Nerli RB et al, 2016: Forgotten/retained double J ureteric stents: A source of severe morbidity in children.
Nerli RB, Magdum PV, Sharma V, Guntaka AK, Hiremath MB, Ghagane S.
Department of Urology, KLES Kidney Foundation, KLE University's JN Medical College, KLES Dr. Prabhakar Kore Hospital and MRC, Belgaum, Karnataka, India.
PG Department of Studies in Biotechnology and Microbiology, Karnatak University, Dharwad, Karnataka, India.
BACKGROUND: The increase in the usage of double J (DJ) ureteral stents in the management of a variety of urinary tract disease processes mandates familiarity with these devices, their consequences and their potential complications, which at times can be devastating. We retrospectively reviewed our series of children with forgotten/retained DJ ureteric stents.
MATERIALS AND METHODS: Hospital records of all patients' <18 years old who underwent removal of forgotten/retained DJ ureteral stent at our hospital were reviewed for age, gender, indication for insertion of DJ stent, duration of stent insertion, radiological images and surgical procedures performed.
RESULTS: During the study period, January 2000 to December 2014 (a 15-year period), a total of 14 children underwent removal of forgotten/retained DJ ureteral stent. A combination of extracorporeal shock wave lithotripsy, cystolitholapaxy and percutaneous nephrolithotomy was done to free the DJ stent and extract it.
CONCLUSIONS: Forgotten/retained stents in children are a source of severe morbidity, additional/unnecessary hospitalisation and definitely financial strain.
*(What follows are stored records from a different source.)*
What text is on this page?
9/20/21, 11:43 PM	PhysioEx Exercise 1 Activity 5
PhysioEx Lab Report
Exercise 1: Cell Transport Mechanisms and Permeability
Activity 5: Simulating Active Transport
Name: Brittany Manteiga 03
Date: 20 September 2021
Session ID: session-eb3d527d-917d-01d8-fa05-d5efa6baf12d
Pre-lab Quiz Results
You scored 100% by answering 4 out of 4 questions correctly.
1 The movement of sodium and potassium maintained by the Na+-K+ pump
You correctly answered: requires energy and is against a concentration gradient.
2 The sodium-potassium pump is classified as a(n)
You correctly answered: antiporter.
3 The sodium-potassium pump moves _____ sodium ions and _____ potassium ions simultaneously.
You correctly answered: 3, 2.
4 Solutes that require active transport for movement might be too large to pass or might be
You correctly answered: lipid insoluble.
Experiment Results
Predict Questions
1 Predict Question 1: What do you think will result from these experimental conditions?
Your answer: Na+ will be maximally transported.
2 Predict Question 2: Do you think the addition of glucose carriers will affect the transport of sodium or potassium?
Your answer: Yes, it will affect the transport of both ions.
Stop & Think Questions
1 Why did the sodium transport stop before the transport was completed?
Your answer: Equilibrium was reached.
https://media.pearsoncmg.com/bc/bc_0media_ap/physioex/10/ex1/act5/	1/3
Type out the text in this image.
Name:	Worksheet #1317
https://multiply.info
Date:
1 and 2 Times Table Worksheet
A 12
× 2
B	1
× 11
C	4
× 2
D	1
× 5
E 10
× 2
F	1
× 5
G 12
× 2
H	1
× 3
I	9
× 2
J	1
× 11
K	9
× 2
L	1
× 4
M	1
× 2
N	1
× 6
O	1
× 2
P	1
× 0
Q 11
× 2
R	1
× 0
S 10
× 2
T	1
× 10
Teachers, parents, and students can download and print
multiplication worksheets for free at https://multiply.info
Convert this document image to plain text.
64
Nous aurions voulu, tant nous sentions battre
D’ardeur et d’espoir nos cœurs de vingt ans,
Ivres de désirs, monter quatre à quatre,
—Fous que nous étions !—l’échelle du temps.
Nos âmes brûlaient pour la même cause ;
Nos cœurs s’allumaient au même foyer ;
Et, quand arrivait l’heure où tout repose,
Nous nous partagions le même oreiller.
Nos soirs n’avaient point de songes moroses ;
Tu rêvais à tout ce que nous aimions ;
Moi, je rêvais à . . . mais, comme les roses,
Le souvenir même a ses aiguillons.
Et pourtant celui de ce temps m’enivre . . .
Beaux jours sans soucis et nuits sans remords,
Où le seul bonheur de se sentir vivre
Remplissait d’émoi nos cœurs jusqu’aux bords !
Afr J Paediatr Surg. 2016 Jan-Mar;13(1):32-5. doi: 10.4103/0189-6725.181704. FREE ARTICLE
Encrustation of stents left in the ureter during (too) long periods of time might cause considerable problems at removal. It is emphasized in this report that a registry is necessary to keep track of all patients in whom stents are inserted and to make sure that the number of inserted stents is the same as the number of removed stents. Ideally such a registry should be computerized with automatic warnings when the recommended treatment period has been passed.
Some points need to be considered in order to avoid problems of this kind:
Do not overuse stents for SWL in children. Their ureters have a great capacity for passage of fragments.
Whichever method that is used for removal of a stent with encrustations, always start with SWL to dislodge as much crystalline material as possible.
It is my own experience that in a large number of patients the crystallization on stents is caused by infection (urease producing micro-organisms). In selected patients with magnesium ammonium phosphate/carbonate apatite encrustations, dissolution with Renacidin® (hemicaidrin) via a percutaneous nephrostomy catheter is a gentle procedure that eliminates the crystalline material with minimal or no trauma to the tissues.